Çernobil'den dünyayı tedirgin eden haber: Radyasyon kalkanı düştü

Çernobil sızıntı
Çernobil sızıntı

Dünyanın gözü kulağı bir kez daha Çernobil'de. Uluslararası Atom Enerjisi Ajansı, santralin üzerindeki dev çelik kalkanın İHA saldırısı sonucu delindiğini ve radyasyonu hapsetme özelliğini kaybettiğini resmen açıkladı.

Ukrayna'daki savaşın gölgesinde kalan nükleer tehdit yeniden hortladı. Milyar dolarlık devasa çelik kalkanın, Şubat ayında gerçekleşen bir saldırı sonrası "birincil güvenlik işlevlerini" tamamen yitirdiği ortaya çıktı.

Dünya tarihinin en büyük nükleer felaketine sahne olan Çernobil Nükleer Santrali, bir kez daha Avrupa kıtası için sessiz bir tehdit haline geldi. Uluslararası Atom Enerjisi Ajansı (IAEA), 1986 yılında patlayan 4 numaralı reaktörün üzerine 2016 yılında inşa edilen devasa koruyucu yapının artık görevini yapamadığını duyurdu. Ajansın son raporuna göre, reaktörden sızan ölümcül toz ve gazları engellemek için tasarlanan "Yeni Güvenli Hapsetme" (NSC) yapısı, aldığı darbeler sonucu sızdırmazlık özelliğini kaybetti.

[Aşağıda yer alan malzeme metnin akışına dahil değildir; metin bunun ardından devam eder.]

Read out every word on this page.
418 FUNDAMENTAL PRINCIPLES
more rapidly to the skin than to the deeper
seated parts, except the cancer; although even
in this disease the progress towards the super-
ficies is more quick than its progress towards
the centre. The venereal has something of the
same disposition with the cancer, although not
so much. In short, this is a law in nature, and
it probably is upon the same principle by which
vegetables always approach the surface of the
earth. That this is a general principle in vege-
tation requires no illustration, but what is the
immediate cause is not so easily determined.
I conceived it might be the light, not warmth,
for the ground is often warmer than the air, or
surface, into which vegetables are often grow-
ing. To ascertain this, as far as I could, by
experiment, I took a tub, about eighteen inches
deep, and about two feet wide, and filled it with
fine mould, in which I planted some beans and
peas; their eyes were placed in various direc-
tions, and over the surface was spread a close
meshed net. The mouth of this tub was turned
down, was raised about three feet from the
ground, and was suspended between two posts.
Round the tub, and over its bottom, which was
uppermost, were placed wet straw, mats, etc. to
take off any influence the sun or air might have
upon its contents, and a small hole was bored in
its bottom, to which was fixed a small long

İHA saldırısı kalkanı deldi

IAEA ekiplerinin geçtiğimiz hafta bölgede yaptığı incelemeler, durumun vahametini gözler önüne serdi. Şubat ayında gerçekleşen ve Ukrayna'nın Rusya'yı sorumlu tuttuğu bir İHA saldırısı, santralin koruyucu çelik zırhında yaklaşık 15 metrekarelik (160 fit kare) bir delik açılmasına neden oldu. Saldırı sadece fiziksel bir delik açmakla kalmadı, çıkan yangınlar haftalarca sürerek yapının dış kaplamasını kavurdu.

Rapora göre, yangını söndürmek için yapılan acil müdahaleler sırasında kaplamada yüzlerce yeni açıklık oluştu. Bu durum, içerideki radyoaktif partiküllerin dışarı sızma riskini, yani "konfinman" kabiliyetinin yitirilmesini beraberinde getirdi.

Milyar dolarlık koruma çaresiz kaldı

Sovyetler Birliği döneminde alelacele yapılan beton "Lahit"in ömrünü tamamlaması ve sızdırmaya başlaması üzerine, uluslararası bir konsorsiyum tarafından 1.75 milyar dolar harcanarak inşa edilen bu dev hangarın, nükleer güvenliğin son kalesi olması hedefleniyordu. Ancak IAEA Genel Müdürü Rafael Mariano Grossi, yapılan geçici onarımların yetersiz kaldığını vurguladı. Grossi, çatıda sınırlı yamalar yapıldığını ancak nükleer güvenliğin uzun vadede sağlanması için çok daha kapsamlı ve zamanında bir restorasyonun şart olduğunu belirtti.

Sızıntı riski neden bu kadar yüksek?

Uzmanlar, kalkanın hasar görmesinin basit bir yapısal bozukluktan ibaret olmadığı konusunda uyarıyor. Yapının ana taşıyıcı kolonlarında şimdilik bir çökme riski bulunmasa da, sızdırmazlığın kaybolması radyoaktif toz ve gazların atmosfere karışması anlamına geliyor. Bu partiküller rüzgarla çok geniş alanlara yayılabilir ve yüzyıllar boyu sürecek bir kirlilik yaratabilir.

Savaşın ilk günlerinde Rus güçlerinin kontrolüne geçen ve daha sonra tekrar Ukrayna denetimine giren bölge, sıcak çatışmaların ortasında nükleer bir pimi çekilmiş bomba gibi durmaya devam ediyor. IAEA, korozyon takibi ve nem kontrolü gibi hayati sistemlerin de acilen elden geçirilmesi gerektiğini belirtiyor.